"Postmodernism or, The Cultural Logic of Late Capitalism" by Fredric Jameson (1991)

In a word, it's exhausting. Which isn't to say it's unpleasant—there's actually a nice little (albeit peculiar) flow to this Marxist literary critic's entangled and far-ranging writing style. I'll start with this though: you get a clearer idea of whether his ideas on the tenor of our current culture hold any water now that we're 33 years out and the "postmodern" trends he identifies and argues for only seem to have exponentially exploded. Whether you're patient enough or primed enough to explore them is a whole other issue (I don't think I would have understood practically anything here if I hadn't taken myself through a university survey of literary theory a couple years ago, and that still didn't prevent a great deal of re-reading.) So why do I feel it's worth talking about if the book is so clearly difficult and esoteric? Well, attempting to take an all-encompassing, birds-eye view of the cultural era we currently live in—characterized mainly by gargantuan pluralization, fragmentation, and commodification—is frankly insane.* That Jameson does a pretty good job of it in a little over 400 pages is impressive, at least considering how many times he got me to pause and consider my own era (Have you ever spent an idle weekend considering your own era?

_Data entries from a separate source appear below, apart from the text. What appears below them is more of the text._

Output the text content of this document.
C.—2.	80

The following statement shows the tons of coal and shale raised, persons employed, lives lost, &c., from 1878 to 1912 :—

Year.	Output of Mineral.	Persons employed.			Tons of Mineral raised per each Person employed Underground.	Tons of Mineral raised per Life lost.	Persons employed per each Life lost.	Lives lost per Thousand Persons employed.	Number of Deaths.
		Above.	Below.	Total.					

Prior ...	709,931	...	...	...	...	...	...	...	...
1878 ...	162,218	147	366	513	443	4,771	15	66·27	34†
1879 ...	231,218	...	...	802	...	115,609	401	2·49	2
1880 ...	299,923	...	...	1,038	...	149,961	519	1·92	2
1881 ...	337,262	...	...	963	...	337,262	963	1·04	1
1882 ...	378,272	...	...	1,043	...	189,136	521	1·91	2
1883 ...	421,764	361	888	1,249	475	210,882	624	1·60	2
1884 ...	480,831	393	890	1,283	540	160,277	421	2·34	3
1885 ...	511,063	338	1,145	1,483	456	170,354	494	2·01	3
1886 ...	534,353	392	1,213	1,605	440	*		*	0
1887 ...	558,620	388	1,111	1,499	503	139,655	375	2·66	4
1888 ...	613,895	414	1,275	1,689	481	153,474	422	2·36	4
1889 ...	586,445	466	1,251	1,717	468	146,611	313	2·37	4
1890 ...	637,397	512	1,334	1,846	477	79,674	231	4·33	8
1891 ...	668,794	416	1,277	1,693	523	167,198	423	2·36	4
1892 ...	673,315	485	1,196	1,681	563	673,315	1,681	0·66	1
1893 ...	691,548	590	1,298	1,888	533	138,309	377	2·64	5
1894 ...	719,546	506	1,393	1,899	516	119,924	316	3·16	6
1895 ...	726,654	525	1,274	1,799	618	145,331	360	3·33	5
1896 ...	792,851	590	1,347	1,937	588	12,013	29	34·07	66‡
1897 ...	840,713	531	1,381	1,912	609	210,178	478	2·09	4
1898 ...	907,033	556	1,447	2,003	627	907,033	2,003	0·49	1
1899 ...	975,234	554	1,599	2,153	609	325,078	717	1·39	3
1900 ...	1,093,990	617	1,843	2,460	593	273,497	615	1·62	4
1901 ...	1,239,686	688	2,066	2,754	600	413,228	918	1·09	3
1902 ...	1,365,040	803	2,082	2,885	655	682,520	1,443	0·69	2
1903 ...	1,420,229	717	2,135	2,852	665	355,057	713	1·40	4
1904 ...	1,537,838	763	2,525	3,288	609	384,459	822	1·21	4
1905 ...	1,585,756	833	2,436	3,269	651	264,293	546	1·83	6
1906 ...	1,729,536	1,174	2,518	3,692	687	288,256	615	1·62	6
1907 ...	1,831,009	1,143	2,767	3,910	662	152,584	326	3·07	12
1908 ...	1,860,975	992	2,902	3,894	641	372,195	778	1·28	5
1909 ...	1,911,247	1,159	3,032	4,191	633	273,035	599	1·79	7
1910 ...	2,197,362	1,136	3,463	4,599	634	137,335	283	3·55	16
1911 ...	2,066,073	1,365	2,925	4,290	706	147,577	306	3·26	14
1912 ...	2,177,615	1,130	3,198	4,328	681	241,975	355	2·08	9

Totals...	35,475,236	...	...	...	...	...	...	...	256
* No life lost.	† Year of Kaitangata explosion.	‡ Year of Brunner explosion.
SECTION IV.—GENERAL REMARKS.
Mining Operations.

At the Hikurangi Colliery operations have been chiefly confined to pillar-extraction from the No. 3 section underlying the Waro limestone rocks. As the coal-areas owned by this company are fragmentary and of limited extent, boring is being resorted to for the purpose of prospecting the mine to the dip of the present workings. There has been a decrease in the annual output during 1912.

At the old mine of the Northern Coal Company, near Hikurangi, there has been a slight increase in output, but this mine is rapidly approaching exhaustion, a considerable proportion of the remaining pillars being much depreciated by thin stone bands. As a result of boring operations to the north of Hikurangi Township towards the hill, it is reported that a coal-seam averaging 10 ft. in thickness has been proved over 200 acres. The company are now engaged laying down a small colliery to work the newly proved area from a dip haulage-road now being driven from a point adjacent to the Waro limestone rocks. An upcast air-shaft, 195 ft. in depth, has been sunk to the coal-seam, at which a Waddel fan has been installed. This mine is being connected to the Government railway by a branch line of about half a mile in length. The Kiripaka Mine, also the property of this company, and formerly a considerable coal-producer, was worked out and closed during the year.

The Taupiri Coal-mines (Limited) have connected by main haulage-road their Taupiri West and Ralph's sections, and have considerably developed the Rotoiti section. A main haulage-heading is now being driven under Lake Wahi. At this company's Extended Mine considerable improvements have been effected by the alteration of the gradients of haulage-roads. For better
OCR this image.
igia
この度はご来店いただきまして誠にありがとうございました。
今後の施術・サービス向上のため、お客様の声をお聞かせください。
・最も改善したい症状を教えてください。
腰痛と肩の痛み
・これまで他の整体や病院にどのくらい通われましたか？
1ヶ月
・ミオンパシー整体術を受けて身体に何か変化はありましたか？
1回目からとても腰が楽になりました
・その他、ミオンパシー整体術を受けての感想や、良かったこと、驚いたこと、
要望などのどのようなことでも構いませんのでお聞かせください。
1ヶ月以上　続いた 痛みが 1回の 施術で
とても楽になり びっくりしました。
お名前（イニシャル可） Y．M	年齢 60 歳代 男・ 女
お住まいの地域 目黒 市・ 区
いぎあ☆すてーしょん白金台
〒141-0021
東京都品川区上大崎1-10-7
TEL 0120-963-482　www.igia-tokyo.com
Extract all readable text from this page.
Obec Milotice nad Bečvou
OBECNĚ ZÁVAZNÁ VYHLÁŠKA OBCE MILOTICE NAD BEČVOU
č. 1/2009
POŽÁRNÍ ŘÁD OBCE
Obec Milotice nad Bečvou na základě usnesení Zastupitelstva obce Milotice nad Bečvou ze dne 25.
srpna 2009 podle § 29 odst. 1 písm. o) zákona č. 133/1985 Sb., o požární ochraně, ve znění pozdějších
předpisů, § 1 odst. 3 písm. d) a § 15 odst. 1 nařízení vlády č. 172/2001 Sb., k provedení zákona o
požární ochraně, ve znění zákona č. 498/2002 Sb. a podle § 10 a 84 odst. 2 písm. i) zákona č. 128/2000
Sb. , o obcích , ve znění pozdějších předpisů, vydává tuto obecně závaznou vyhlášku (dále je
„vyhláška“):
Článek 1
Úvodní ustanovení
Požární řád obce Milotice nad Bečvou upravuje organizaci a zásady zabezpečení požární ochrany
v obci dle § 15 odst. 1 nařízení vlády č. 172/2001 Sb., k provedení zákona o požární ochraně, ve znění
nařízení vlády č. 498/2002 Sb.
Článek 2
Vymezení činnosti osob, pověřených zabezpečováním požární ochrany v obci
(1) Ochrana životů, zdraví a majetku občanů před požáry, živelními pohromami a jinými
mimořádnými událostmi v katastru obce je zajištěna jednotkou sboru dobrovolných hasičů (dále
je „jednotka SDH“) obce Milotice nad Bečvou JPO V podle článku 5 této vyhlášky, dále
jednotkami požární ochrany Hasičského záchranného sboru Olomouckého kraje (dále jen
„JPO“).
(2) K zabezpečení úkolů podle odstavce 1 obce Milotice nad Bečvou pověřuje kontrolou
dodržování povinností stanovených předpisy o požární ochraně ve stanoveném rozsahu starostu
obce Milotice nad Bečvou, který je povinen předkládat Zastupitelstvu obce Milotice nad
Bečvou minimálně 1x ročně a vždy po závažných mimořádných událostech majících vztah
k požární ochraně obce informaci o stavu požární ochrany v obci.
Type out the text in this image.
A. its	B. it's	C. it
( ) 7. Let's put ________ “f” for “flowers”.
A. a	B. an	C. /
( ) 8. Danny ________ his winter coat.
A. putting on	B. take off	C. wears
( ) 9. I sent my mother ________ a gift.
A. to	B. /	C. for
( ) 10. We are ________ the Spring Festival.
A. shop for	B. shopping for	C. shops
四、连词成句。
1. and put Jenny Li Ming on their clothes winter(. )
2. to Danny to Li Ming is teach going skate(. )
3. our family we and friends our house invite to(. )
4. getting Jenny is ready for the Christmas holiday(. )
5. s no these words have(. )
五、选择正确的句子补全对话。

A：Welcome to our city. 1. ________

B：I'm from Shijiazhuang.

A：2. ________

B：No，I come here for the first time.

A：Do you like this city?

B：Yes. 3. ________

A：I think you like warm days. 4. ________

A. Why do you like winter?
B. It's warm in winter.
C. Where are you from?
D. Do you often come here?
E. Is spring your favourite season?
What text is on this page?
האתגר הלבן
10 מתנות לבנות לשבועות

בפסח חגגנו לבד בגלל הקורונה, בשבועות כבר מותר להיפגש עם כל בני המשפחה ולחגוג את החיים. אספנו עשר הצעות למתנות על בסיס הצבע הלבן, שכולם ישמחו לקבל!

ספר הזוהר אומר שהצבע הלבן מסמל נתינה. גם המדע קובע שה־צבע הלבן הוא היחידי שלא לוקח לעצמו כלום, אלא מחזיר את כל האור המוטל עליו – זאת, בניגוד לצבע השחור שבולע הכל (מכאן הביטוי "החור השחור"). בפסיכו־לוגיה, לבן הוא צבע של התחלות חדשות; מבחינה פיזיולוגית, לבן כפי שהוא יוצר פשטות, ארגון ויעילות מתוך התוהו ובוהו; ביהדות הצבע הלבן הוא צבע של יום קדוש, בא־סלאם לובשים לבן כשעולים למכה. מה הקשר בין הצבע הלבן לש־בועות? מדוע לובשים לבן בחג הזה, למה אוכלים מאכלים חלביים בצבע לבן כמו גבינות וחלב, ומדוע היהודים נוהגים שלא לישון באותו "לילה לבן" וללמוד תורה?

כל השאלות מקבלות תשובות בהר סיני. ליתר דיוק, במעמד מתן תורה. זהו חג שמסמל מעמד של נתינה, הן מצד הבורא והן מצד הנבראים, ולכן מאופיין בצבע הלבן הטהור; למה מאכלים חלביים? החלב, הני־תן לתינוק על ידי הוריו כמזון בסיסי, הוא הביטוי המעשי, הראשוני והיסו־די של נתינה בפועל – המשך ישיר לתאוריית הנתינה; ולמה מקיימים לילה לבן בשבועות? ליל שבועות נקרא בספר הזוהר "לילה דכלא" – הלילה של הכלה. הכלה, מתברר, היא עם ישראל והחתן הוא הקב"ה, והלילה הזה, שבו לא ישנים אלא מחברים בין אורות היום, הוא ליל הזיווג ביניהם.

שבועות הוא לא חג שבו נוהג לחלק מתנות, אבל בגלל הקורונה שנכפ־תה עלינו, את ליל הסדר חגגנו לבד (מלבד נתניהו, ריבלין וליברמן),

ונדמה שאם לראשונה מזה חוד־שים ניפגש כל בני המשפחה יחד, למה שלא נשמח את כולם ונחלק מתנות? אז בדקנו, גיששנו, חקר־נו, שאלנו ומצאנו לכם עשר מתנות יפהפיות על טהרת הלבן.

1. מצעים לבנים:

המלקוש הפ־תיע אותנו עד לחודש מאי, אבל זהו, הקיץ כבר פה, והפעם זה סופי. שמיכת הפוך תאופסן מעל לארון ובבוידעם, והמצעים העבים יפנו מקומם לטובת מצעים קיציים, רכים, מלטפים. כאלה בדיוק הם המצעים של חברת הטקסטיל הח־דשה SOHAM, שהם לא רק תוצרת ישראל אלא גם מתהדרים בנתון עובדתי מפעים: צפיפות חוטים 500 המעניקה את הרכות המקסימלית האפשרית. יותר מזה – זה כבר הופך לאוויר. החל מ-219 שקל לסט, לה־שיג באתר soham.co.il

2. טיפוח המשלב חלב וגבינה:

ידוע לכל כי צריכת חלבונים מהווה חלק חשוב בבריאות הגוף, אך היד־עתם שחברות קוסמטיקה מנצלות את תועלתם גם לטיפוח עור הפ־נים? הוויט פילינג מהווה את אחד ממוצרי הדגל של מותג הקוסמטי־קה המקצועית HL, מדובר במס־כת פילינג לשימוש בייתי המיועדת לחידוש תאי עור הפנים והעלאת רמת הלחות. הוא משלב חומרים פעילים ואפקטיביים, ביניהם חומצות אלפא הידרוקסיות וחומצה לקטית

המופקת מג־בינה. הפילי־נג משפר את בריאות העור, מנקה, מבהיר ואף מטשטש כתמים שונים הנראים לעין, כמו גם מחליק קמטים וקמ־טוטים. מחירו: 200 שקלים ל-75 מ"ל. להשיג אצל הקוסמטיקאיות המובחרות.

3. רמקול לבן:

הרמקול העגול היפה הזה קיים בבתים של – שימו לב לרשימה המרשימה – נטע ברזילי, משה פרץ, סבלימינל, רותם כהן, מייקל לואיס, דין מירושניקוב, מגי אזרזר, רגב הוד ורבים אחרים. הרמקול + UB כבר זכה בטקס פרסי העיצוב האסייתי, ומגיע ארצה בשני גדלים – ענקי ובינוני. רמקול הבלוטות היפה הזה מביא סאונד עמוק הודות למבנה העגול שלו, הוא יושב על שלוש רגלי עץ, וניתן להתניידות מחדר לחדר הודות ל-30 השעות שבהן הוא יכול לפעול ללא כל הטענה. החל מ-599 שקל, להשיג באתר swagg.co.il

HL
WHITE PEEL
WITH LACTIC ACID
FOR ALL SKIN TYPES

Especially one as fucked up as this one?) There aren't many books out there that attempt to sum up THE ENTIRE STORY. And if that wets your whistle I'd say this is a pretty good one. I would think speeding through it on your one off-day away from the kids is out of the question though: you'd give yourself a stroke. Four stars.

*Here is the book's closing paragraph: "The rhetorical strategy of the preceding pages has involved an experiment, namely, the attempt to see whether by systematizing something that is resolutely unsystematic, and historicizing something that is resolutely ahistorical, one couldn’t outflank it and force a historical way at least of thinking about that. 'We have to name the system': this high point of the sixties finds an unexpected revival in the postmodernism debate."